Staff and agencies 

Private GP deal ‘will not drain NHS resources’

The head of the first private firm to take over a GP surgery today denied the contract would drain resources from the NHS.
  
  


The head of the first private firm to take over a GP surgery today denied the contract would drain resources from the NHS.

However, although Mike Parish, the chief executive of Care UK, said the company would not recruit GPs from "under-doctored" areas of Britain, he admitted staff from other parts of the NHS would work at its surgery and walk-in centre in east London.

Under a deal believed to be worth £5m over five years, the company will provide primary care services free to 7,000 NHS patients in Barking and Dagenham.

It will employ three GPs and seven nurse practitioners, who will also staff a walk-in centre dealing with 100 patients a day.

Professor Allyson Pollock, of the University of Edinburgh, told BBC Radio 4's Today programme that Care UK had "very little experience" of providing direct services for patients, and would use the contract to take resources away from the NHS.

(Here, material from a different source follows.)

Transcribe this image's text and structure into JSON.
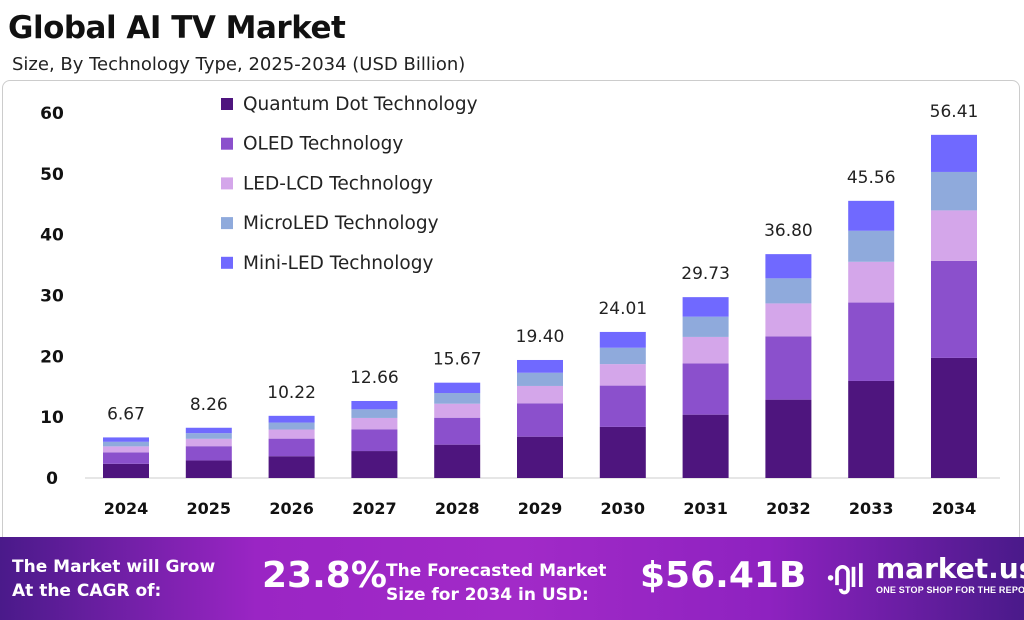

"One has to see this against the background of major cuts and closures that are going on in the NHS," she said. "Care UK doubled their profits last year but, not only that, they have very little experience of providing direct NHS services of any kind.

"What they will do is ... take GPs and nurses from the NHS, because that's the only place where they are."

Ms Pollock said the contracts were "commercial and in confidence", and added: "What people don't realise is that these corporations are using GP practices as a loss leader to come in and take more and more of the NHS budget".

The deal - brokered by the government as part of an overhaul of family doctor services - will see the return of a Saturday morning surgery.

Mr Parish admitted doctors employed at the practice would come from the NHS, but said his company was filling gaps in NHS services.

"We have undertaken not to take any doctors from existing under-doctored areas, because that would just be just moving the problem around," he added.

The chief executive said that although his company - which was set up in 1994 and mainly runs care homes and private hospitals - aimed to make a profit, it had reinvested "at least twice" its level of profits into new services.

The government has named six pilot areas with few GPs per head of population for pilot schemes contracting out services to the private and voluntary sectors.

The Barking scheme, which opens in July, is expected to be followed by contracts in Hackney, east London, and South Sefton, Merseyside.